E por falar em queda, eis minha visão sobre o que talvez seja a parte mais polêmica do filme, o destino do Duas-Caras (OLHA O SPOILER): se ele de fato morreu, Christopher Nolan comeu bola e cometeu o mesmo erro que Sam Raimi em Homem-Aranha 3. Eu gosto de pensar que ele está vivo, e o funeral foi preparado para preservar a boa memória de Harvey perante o povo e não estragar seu trabalho, enquanto ele estaria descansando numa cela acolchoada do Arkham, pronto para voltar no próximo filme. Sim, eu sei que o roteiro deixa claro que ele está morto, mas o que conta é o que foi filmado. E o que está na tela deixa margens para essa interpretação. E você, o que acha?
Mas já me alonguei demais. Vamos ao que todo mundo quer saber, como é ver o Batimão em Imax?
O BATIMAX E EU
Esta foi a sétima vez que assisti ao filme, e a experiência continua poderosa. Ainda mais ampliada pela tela gigante (mas nem tanto) do Imax brasilis. É impactante sim, especialmente no começo, mas depois que você se acostuma, acaba ficando meio normal, como se estivesse numa sala de projeção comum.
Sim, dá para ver praticamente todos os poros dos atores e você tem que escolher a qual quadrante quer assistir, já que é impossível focalizar toda a tela de uma vez só.

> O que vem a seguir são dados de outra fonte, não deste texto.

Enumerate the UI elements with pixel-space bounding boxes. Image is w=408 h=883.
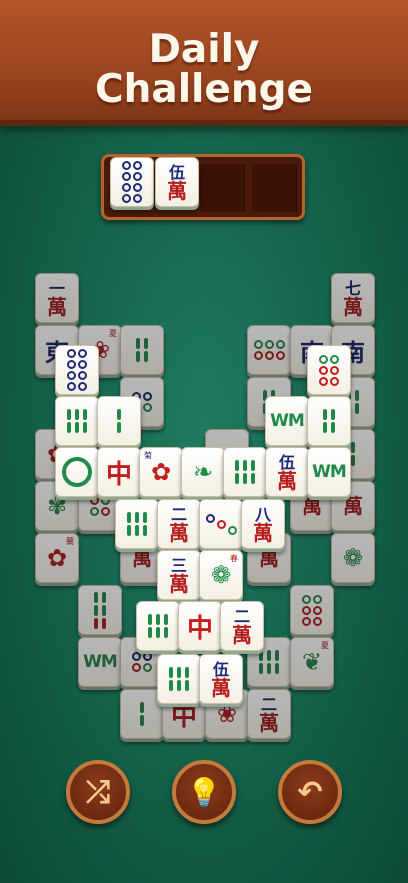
tile-red-dragon[interactable]: 中 bbox=[97, 447, 141, 497]
tile-wan-2[interactable]: 二萬 bbox=[247, 689, 291, 739]
tile-bamboo-6[interactable] bbox=[115, 499, 159, 549]
lightbulb-icon: 💡 bbox=[186, 775, 222, 809]
shuffle-button[interactable]: ⤮ bbox=[66, 760, 130, 824]
tile-green-dragon[interactable]: WM bbox=[307, 447, 351, 497]
tray-slot-empty bbox=[252, 164, 297, 212]
tile-bamboo-4[interactable] bbox=[120, 325, 164, 375]
tray-tile-wan-5: 伍 萬 bbox=[155, 157, 199, 207]
tile-circles-3[interactable] bbox=[199, 499, 243, 549]
tile-orchid[interactable]: 蘭✿ bbox=[35, 533, 79, 583]
tile-circles-8[interactable] bbox=[55, 345, 99, 395]
tile-wan-7[interactable]: 七萬 bbox=[331, 273, 375, 323]
tile-wan-3[interactable]: 三萬 bbox=[157, 550, 201, 600]
tile-bamboo-6[interactable] bbox=[223, 447, 267, 497]
tile-wan-2[interactable]: 二萬 bbox=[157, 499, 201, 549]
tile-red-dragon[interactable]: 中 bbox=[178, 601, 222, 651]
tile-bamboo-6[interactable] bbox=[136, 601, 180, 651]
tile-bamboo-6[interactable] bbox=[157, 654, 201, 704]
tile-wan-1[interactable]: 一萬 bbox=[35, 273, 79, 323]
tile-bamboo-6[interactable] bbox=[55, 396, 99, 446]
tile-circles-1[interactable] bbox=[55, 447, 99, 497]
tile-bamboo-2[interactable] bbox=[97, 396, 141, 446]
header-banner: Daily Challenge bbox=[0, 0, 408, 126]
tile-chrysanthemum[interactable]: 菊 ✿ bbox=[139, 447, 183, 497]
tray-tile-circles-8 bbox=[110, 157, 154, 207]
title-line-1: Daily bbox=[148, 27, 260, 72]
tile-dragon-emblem[interactable]: ❁ bbox=[331, 533, 375, 583]
undo-icon: ↶ bbox=[297, 774, 323, 810]
tile-spring[interactable]: 春 ❁ bbox=[199, 550, 243, 600]
tile-wan-2[interactable]: 二萬 bbox=[220, 601, 264, 651]
tile-bamboo-4[interactable] bbox=[307, 396, 351, 446]
tile-circles-6[interactable] bbox=[290, 585, 334, 635]
tile-wan-8[interactable]: 八萬 bbox=[241, 499, 285, 549]
tile-wan-5[interactable]: 伍萬 bbox=[265, 447, 309, 497]
tray-slot-empty bbox=[200, 164, 245, 212]
undo-button[interactable]: ↶ bbox=[278, 760, 342, 824]
tile-circles-6[interactable] bbox=[307, 345, 351, 395]
tile-wan-5[interactable]: 伍萬 bbox=[199, 654, 243, 704]
tile-green-dragon[interactable]: WM bbox=[78, 637, 122, 687]
tile-summer[interactable]: 夏 ❦ bbox=[290, 637, 334, 687]
tile-bamboo-6[interactable] bbox=[78, 585, 122, 635]
tile-bamboo-1-bird[interactable]: ❧ bbox=[181, 447, 225, 497]
title-line-2: Challenge bbox=[94, 67, 314, 112]
tile-green-dragon[interactable]: WM bbox=[265, 396, 309, 446]
tile-circles-6[interactable] bbox=[247, 325, 291, 375]
shuffle-icon: ⤮ bbox=[86, 774, 110, 810]
hint-button[interactable]: 💡 bbox=[172, 760, 236, 824]
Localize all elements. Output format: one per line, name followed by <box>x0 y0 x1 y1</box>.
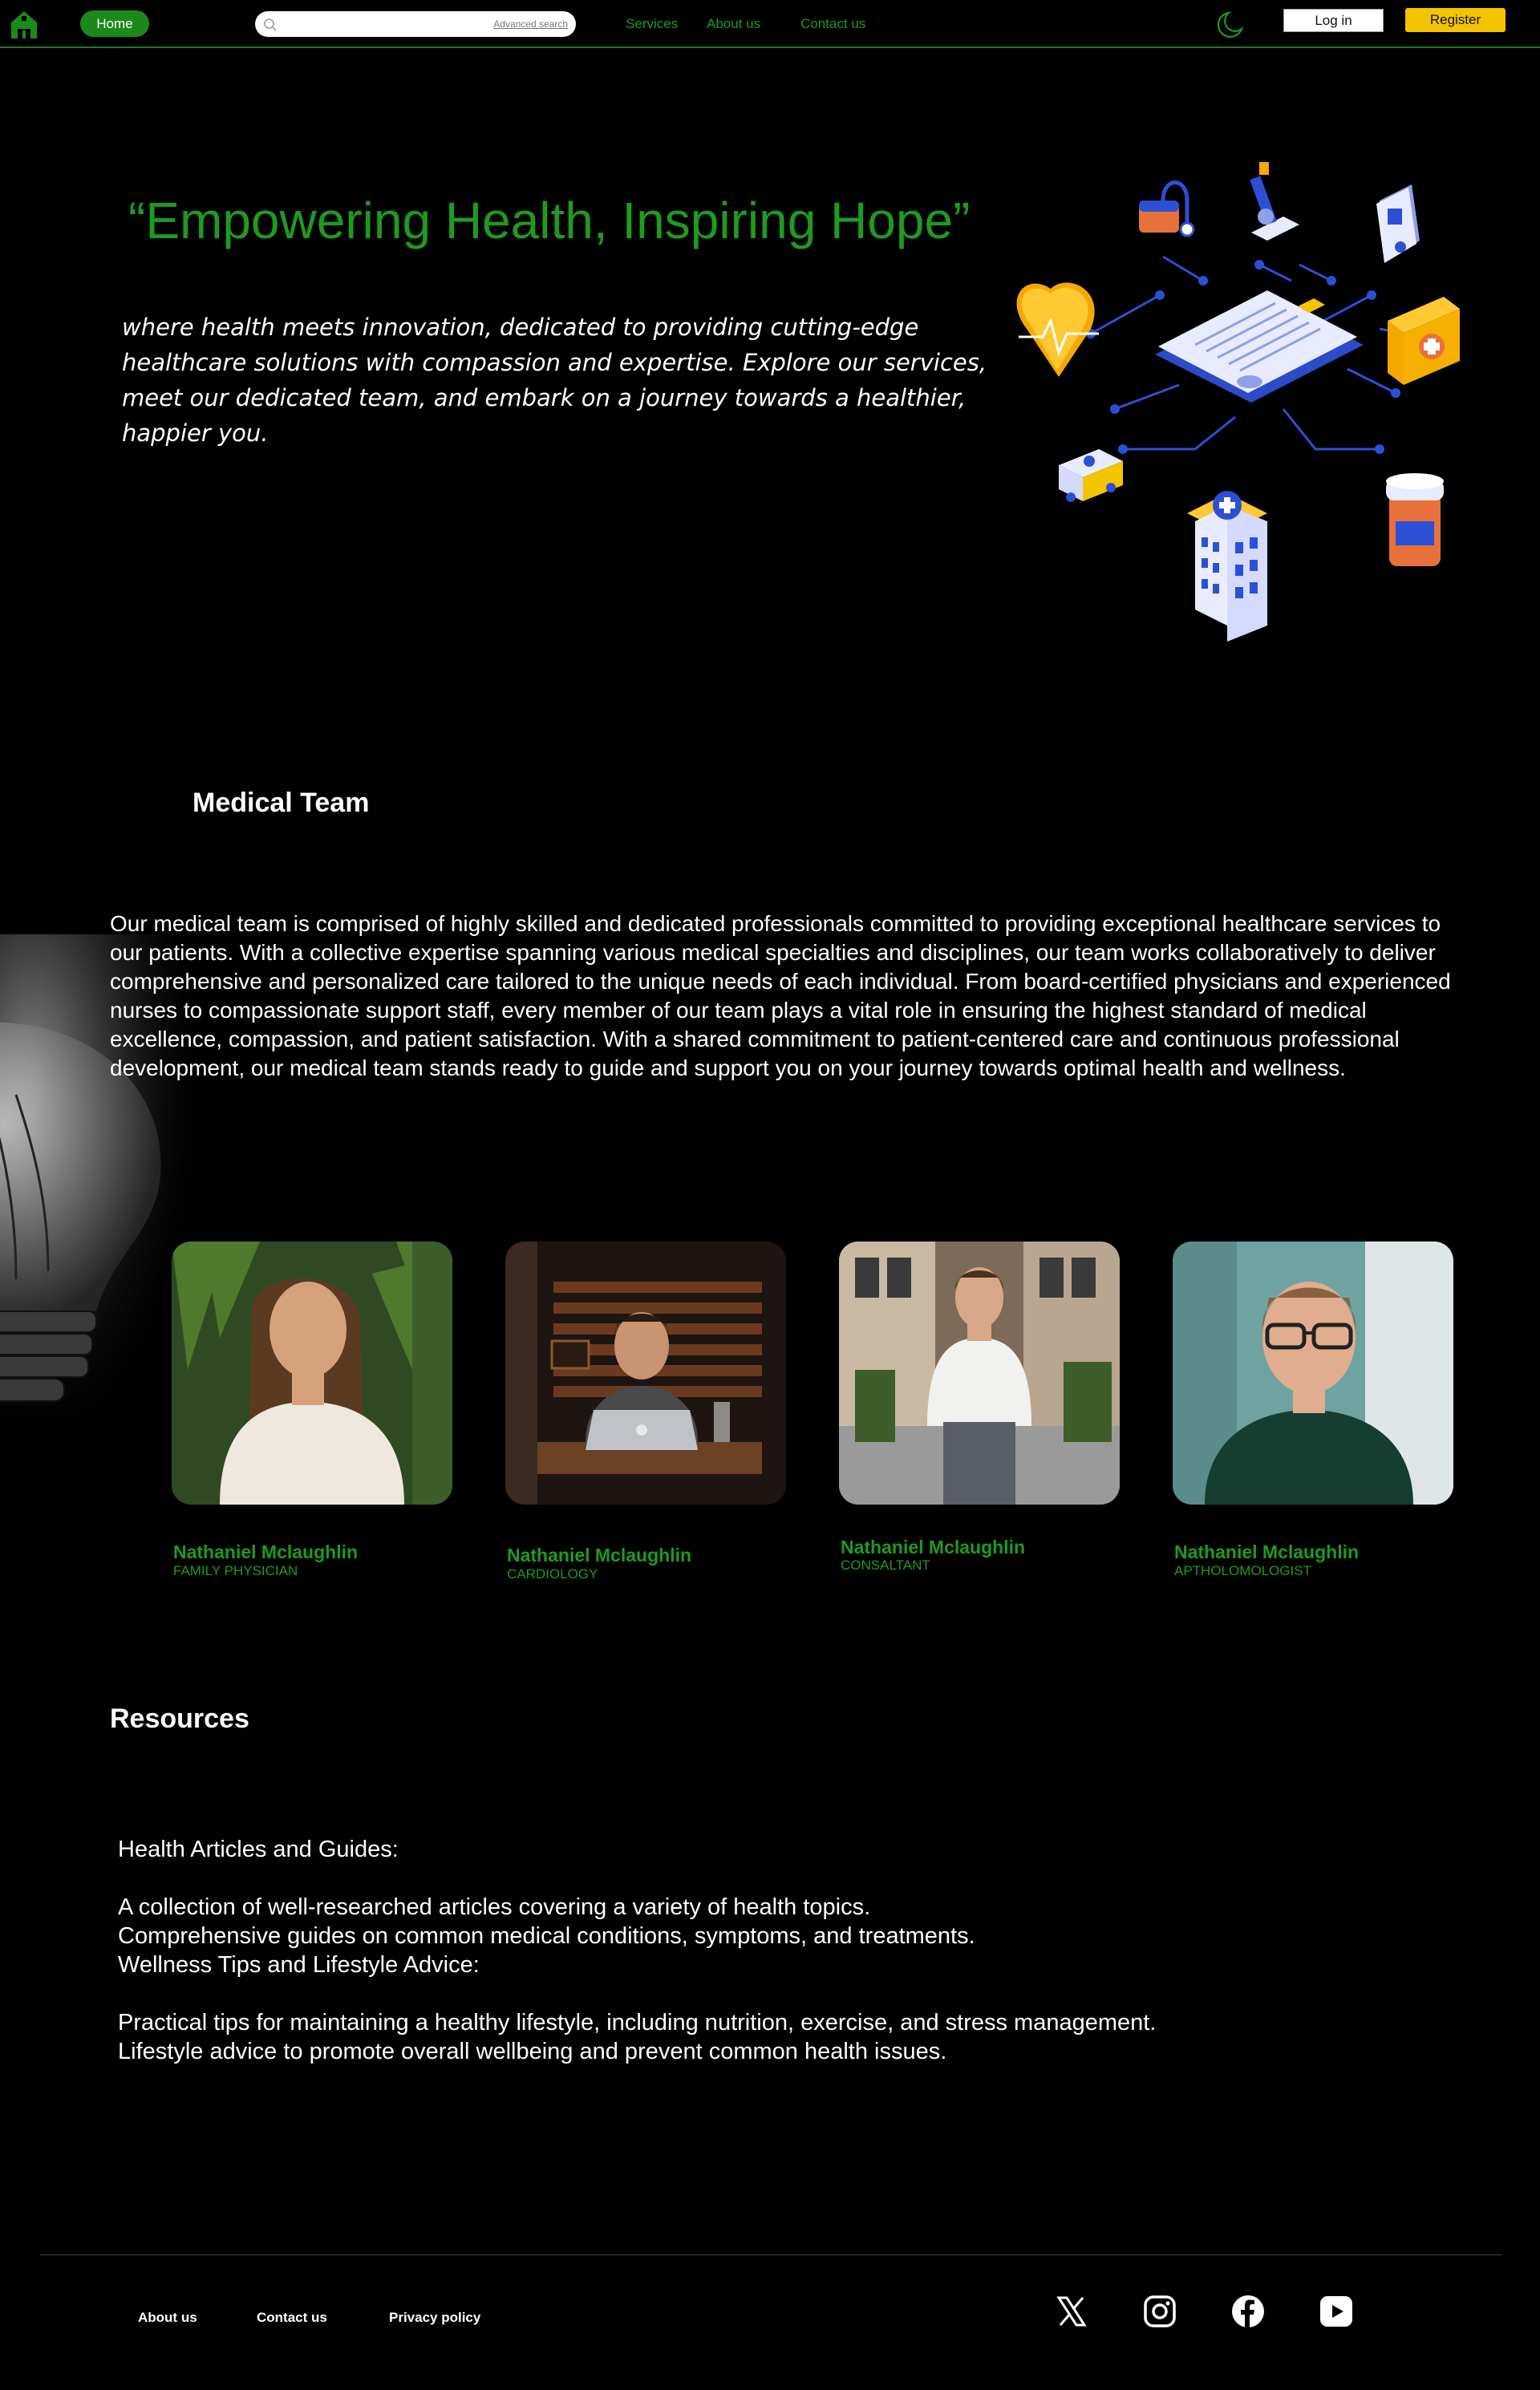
medical-team-heading: Medical Team <box>192 788 370 818</box>
x-icon[interactable] <box>1054 2294 1089 2329</box>
team-member-role: FAMILY PHYSICIAN <box>173 1563 298 1578</box>
team-member-name: Nathaniel Mclaughlin <box>841 1537 1026 1558</box>
search-icon <box>264 18 277 31</box>
nav-link-services[interactable]: Services <box>626 16 678 32</box>
team-member-role: APTHOLOMOLOGIST <box>1174 1563 1311 1578</box>
team-member-card[interactable]: Nathaniel Mclaughlin FAMILY PHYSICIAN <box>172 1242 452 1578</box>
first-aid-kit-icon <box>1388 297 1460 385</box>
team-member-card[interactable]: Nathaniel Mclaughlin APTHOLOMOLOGIST <box>1173 1242 1453 1578</box>
healthcare-isometric-illustration <box>1016 162 1460 642</box>
heart-icon <box>1016 282 1099 377</box>
team-member-role: CONSALTANT <box>841 1558 930 1573</box>
resource-item: Lifestyle advice to promote overall well… <box>118 2039 947 2064</box>
hero-title: “Empowering Health, Inspiring Hope” <box>128 192 971 249</box>
login-button[interactable]: Log in <box>1283 9 1384 32</box>
hospital-building-icon <box>1187 491 1267 642</box>
team-member-photo <box>1173 1242 1453 1505</box>
youtube-icon[interactable] <box>1319 2294 1354 2329</box>
advanced-search-link[interactable]: Advanced search <box>493 18 568 30</box>
instagram-icon[interactable] <box>1142 2294 1177 2329</box>
stethoscope-icon <box>1139 180 1195 237</box>
resource-item: Practical tips for maintaining a healthy… <box>118 2010 1157 2036</box>
resource-subheading-articles: Health Articles and Guides: <box>118 1837 399 1862</box>
team-member-photo <box>839 1242 1120 1505</box>
top-navbar: Home Advanced search Services About us C… <box>0 0 1540 48</box>
pill-bottle-icon <box>1386 473 1444 566</box>
footer-link-privacy-policy[interactable]: Privacy policy <box>389 2310 480 2326</box>
team-member-card[interactable]: Nathaniel Mclaughlin CARDIOLOGY <box>505 1242 786 1582</box>
medical-team-description: Our medical team is comprised of highly … <box>110 911 1451 1080</box>
search-bar[interactable]: Advanced search <box>255 11 576 37</box>
dark-mode-moon-icon[interactable] <box>1213 8 1246 40</box>
search-input[interactable] <box>284 14 476 34</box>
resource-subheading-wellness: Wellness Tips and Lifestyle Advice: <box>118 1952 480 1978</box>
nav-link-contact-us[interactable]: Contact us <box>800 16 865 32</box>
team-member-name: Nathaniel Mclaughlin <box>173 1541 359 1562</box>
hero-subtitle: where health meets innovation, dedicated… <box>122 314 987 447</box>
nav-link-about-us[interactable]: About us <box>707 16 760 32</box>
footer-link-about-us[interactable]: About us <box>138 2310 197 2326</box>
team-member-name: Nathaniel Mclaughlin <box>1174 1541 1360 1562</box>
team-member-name: Nathaniel Mclaughlin <box>507 1545 692 1566</box>
team-member-photo <box>505 1242 786 1505</box>
microscope-icon <box>1250 162 1299 241</box>
resources-heading: Resources <box>110 1703 249 1734</box>
team-member-card[interactable]: Nathaniel Mclaughlin CONSALTANT <box>839 1242 1120 1573</box>
footer-divider <box>40 2254 1502 2255</box>
team-member-role: CARDIOLOGY <box>507 1566 598 1582</box>
document-icon <box>1155 290 1364 403</box>
id-card-icon <box>1376 184 1420 263</box>
home-logo-icon[interactable] <box>8 8 40 40</box>
resource-item: A collection of well-researched articles… <box>118 1894 871 1920</box>
resource-item: Comprehensive guides on common medical c… <box>118 1923 975 1949</box>
register-button[interactable]: Register <box>1405 8 1506 32</box>
team-member-photo <box>172 1242 452 1505</box>
footer-link-contact-us[interactable]: Contact us <box>257 2310 327 2326</box>
home-button[interactable]: Home <box>80 10 149 37</box>
ambulance-icon <box>1059 449 1123 502</box>
facebook-icon[interactable] <box>1230 2294 1266 2329</box>
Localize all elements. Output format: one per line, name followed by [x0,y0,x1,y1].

E eu desencanei de ler a legenda, não apenas porque já decorei as falas, mas porque se ficasse só nelas, olhando para a parte de baixo da tela, perderia praticamente todo o filme. Ou seja, você terá de selecionar o que irá querer ver.
As cenas filmadas com as câmeras Imax são basicamente as maravilhosas sequências de ação. A diferença entre a película Imax e a tradicional pode ser melhor notada nos planos abertos, nas tomadas panorâmicas. São nessas cenas que você nota claramente a riqueza de detalhes captada por uma câmera dessa tecnologia. Nessas tomadas, dá para ver Gotham City inteira, e com todos os prédios em foco!
E as cenas de ação como um todo ficam ainda mais tremendonas neste formato, aliado ao já comentado som “estoura tímpano” como, por exemplo, a sequência na China, que deixa qualquer Missão: Impossível no chinelo. Engula essa, Ethan Hunt.
Já nas cenas comuns, de diálogos e tal, não achei grandes diferenças para o formato tradicional, fora ter que ficar virando a cabeça para a esquerda para ver um personagem falar e depois para a direita para ver o outro sujeito responder.
Então, para concluir, a experiência de ver Batman – O Cavaleiro das Trevas em Imax é bacana, mas nada tão fora do comum e diferente de vê-lo em um cinema tradicional. Ainda assim, que é uma excelente pedida como primeiro blockbuster a estrear na sala Imax brasileira, ah isso é.